A jewellery shop owner said, “Working sisters who have money at their disposal have ordered gold or silver Rakhis as well. Some brothers have also come in to buy expensive jewellery for their sisters.”
‘BABAJI KA THULLU’ OVER MODI
Baba ji Ka Thullu Rakhi available in the Bathinda Market. (Sanjeev Kumar/HT)
Shopkeepers who bought Modi Rakhis are facing a huge loss as customers have not taken to the Prime Minister’s face beaming out of them. A shopkeeper in Bathinda, Naresh Jindal said, “Nobody wanted to buy Modi Rakhis. I have not been able to sell even one of these.”
“I invested a good amount into Modi Rakhis, but I had to dump all of them. Besides these, some people have been asking for Rakhis with ‘Baba Ji ka Thullu’ stuck on them instead of Modi,” said another shopkeeper Sunder Lal, who hails from Bathinda.
Innovative Rakhis with Modi in an animated form have flooded markets in Bathinda. (Sanjeev Kumar/HT)
A VIRTUAL TOUCH
Many Punjabis settled abroad will celebrate Rakhi through Skype chat. “My Rakhi will reach me by post in the first week of September and I will connect with my sister through Skype.
This is one of the best ways and I am eagerly looking forward to this celebration. Last year, I was at home but this time, it will be a celebration of a different kind,” says Shubhdeep Singh (21) a student studying in Toronto, Canada who hails from Bathinda.
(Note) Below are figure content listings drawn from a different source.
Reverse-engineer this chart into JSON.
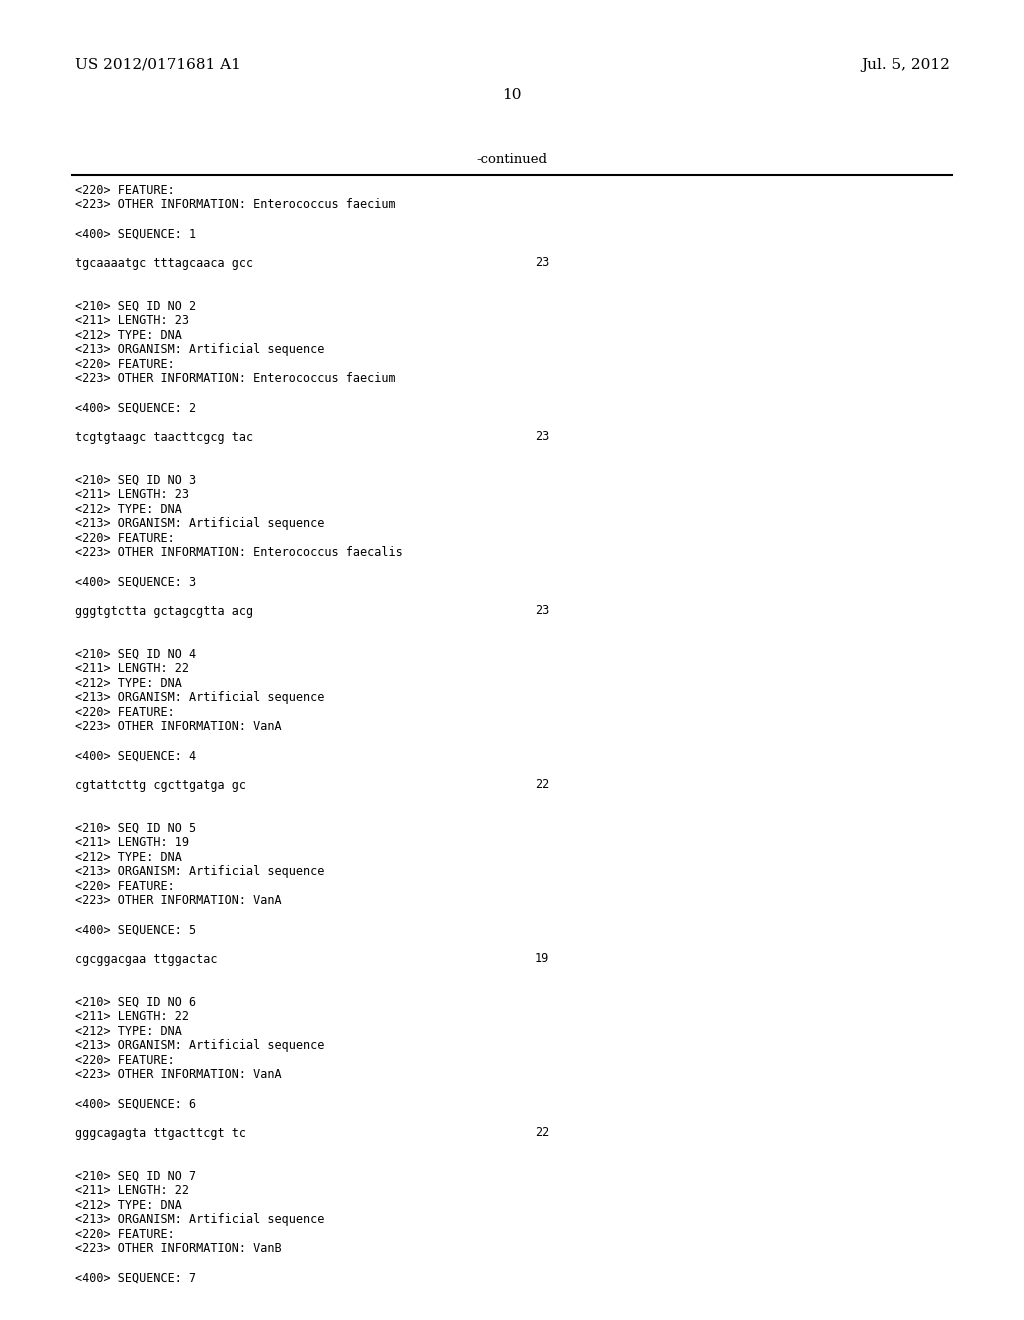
{
  "background_color": "#ffffff",
  "header_left": "US 2012/0171681 A1",
  "header_right": "Jul. 5, 2012",
  "page_number": "10",
  "continued_label": "-continued",
  "content_lines": [
    {
      "text": "<220> FEATURE:",
      "style": "mono"
    },
    {
      "text": "<223> OTHER INFORMATION: Enterococcus faecium",
      "style": "mono"
    },
    {
      "text": "",
      "style": "blank"
    },
    {
      "text": "<400> SEQUENCE: 1",
      "style": "mono"
    },
    {
      "text": "",
      "style": "blank"
    },
    {
      "text": "tgcaaaatgc tttagcaaca gcc",
      "style": "seq",
      "num": "23"
    },
    {
      "text": "",
      "style": "blank"
    },
    {
      "text": "",
      "style": "blank"
    },
    {
      "text": "<210> SEQ ID NO 2",
      "style": "mono"
    },
    {
      "text": "<211> LENGTH: 23",
      "style": "mono"
    },
    {
      "text": "<212> TYPE: DNA",
      "style": "mono"
    },
    {
      "text": "<213> ORGANISM: Artificial sequence",
      "style": "mono"
    },
    {
      "text": "<220> FEATURE:",
      "style": "mono"
    },
    {
      "text": "<223> OTHER INFORMATION: Enterococcus faecium",
      "style": "mono"
    },
    {
      "text": "",
      "style": "blank"
    },
    {
      "text": "<400> SEQUENCE: 2",
      "style": "mono"
    },
    {
      "text": "",
      "style": "blank"
    },
    {
      "text": "tcgtgtaagc taacttcgcg tac",
      "style": "seq",
      "num": "23"
    },
    {
      "text": "",
      "style": "blank"
    },
    {
      "text": "",
      "style": "blank"
    },
    {
      "text": "<210> SEQ ID NO 3",
      "style": "mono"
    },
    {
      "text": "<211> LENGTH: 23",
      "style": "mono"
    },
    {
      "text": "<212> TYPE: DNA",
      "style": "mono"
    },
    {
      "text": "<213> ORGANISM: Artificial sequence",
      "style": "mono"
    },
    {
      "text": "<220> FEATURE:",
      "style": "mono"
    },
    {
      "text": "<223> OTHER INFORMATION: Enterococcus faecalis",
      "style": "mono"
    },
    {
      "text": "",
      "style": "blank"
    },
    {
      "text": "<400> SEQUENCE: 3",
      "style": "mono"
    },
    {
      "text": "",
      "style": "blank"
    },
    {
      "text": "gggtgtctta gctagcgtta acg",
      "style": "seq",
      "num": "23"
    },
    {
      "text": "",
      "style": "blank"
    },
    {
      "text": "",
      "style": "blank"
    },
    {
      "text": "<210> SEQ ID NO 4",
      "style": "mono"
    },
    {
      "text": "<211> LENGTH: 22",
      "style": "mono"
    },
    {
      "text": "<212> TYPE: DNA",
      "style": "mono"
    },
    {
      "text": "<213> ORGANISM: Artificial sequence",
      "style": "mono"
    },
    {
      "text": "<220> FEATURE:",
      "style": "mono"
    },
    {
      "text": "<223> OTHER INFORMATION: VanA",
      "style": "mono"
    },
    {
      "text": "",
      "style": "blank"
    },
    {
      "text": "<400> SEQUENCE: 4",
      "style": "mono"
    },
    {
      "text": "",
      "style": "blank"
    },
    {
      "text": "cgtattcttg cgcttgatga gc",
      "style": "seq",
      "num": "22"
    },
    {
      "text": "",
      "style": "blank"
    },
    {
      "text": "",
      "style": "blank"
    },
    {
      "text": "<210> SEQ ID NO 5",
      "style": "mono"
    },
    {
      "text": "<211> LENGTH: 19",
      "style": "mono"
    },
    {
      "text": "<212> TYPE: DNA",
      "style": "mono"
    },
    {
      "text": "<213> ORGANISM: Artificial sequence",
      "style": "mono"
    },
    {
      "text": "<220> FEATURE:",
      "style": "mono"
    },
    {
      "text": "<223> OTHER INFORMATION: VanA",
      "style": "mono"
    },
    {
      "text": "",
      "style": "blank"
    },
    {
      "text": "<400> SEQUENCE: 5",
      "style": "mono"
    },
    {
      "text": "",
      "style": "blank"
    },
    {
      "text": "cgcggacgaa ttggactac",
      "style": "seq",
      "num": "19"
    },
    {
      "text": "",
      "style": "blank"
    },
    {
      "text": "",
      "style": "blank"
    },
    {
      "text": "<210> SEQ ID NO 6",
      "style": "mono"
    },
    {
      "text": "<211> LENGTH: 22",
      "style": "mono"
    },
    {
      "text": "<212> TYPE: DNA",
      "style": "mono"
    },
    {
      "text": "<213> ORGANISM: Artificial sequence",
      "style": "mono"
    },
    {
      "text": "<220> FEATURE:",
      "style": "mono"
    },
    {
      "text": "<223> OTHER INFORMATION: VanA",
      "style": "mono"
    },
    {
      "text": "",
      "style": "blank"
    },
    {
      "text": "<400> SEQUENCE: 6",
      "style": "mono"
    },
    {
      "text": "",
      "style": "blank"
    },
    {
      "text": "gggcagagta ttgacttcgt tc",
      "style": "seq",
      "num": "22"
    },
    {
      "text": "",
      "style": "blank"
    },
    {
      "text": "",
      "style": "blank"
    },
    {
      "text": "<210> SEQ ID NO 7",
      "style": "mono"
    },
    {
      "text": "<211> LENGTH: 22",
      "style": "mono"
    },
    {
      "text": "<212> TYPE: DNA",
      "style": "mono"
    },
    {
      "text": "<213> ORGANISM: Artificial sequence",
      "style": "mono"
    },
    {
      "text": "<220> FEATURE:",
      "style": "mono"
    },
    {
      "text": "<223> OTHER INFORMATION: VanB",
      "style": "mono"
    },
    {
      "text": "",
      "style": "blank"
    },
    {
      "text": "<400> SEQUENCE: 7",
      "style": "mono"
    }
  ]
}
Maninder Singh (26), another youngster from Jalandhar who runs his own business of parcels and post in Auckland, New Zealand will also celebrate Rakhi through Skype. “I have already received my Rakhi from my sister in Jalandhar but I have no time before August 31 due to a busy schedule but I will fix a time with my sister and parents in a day or two.”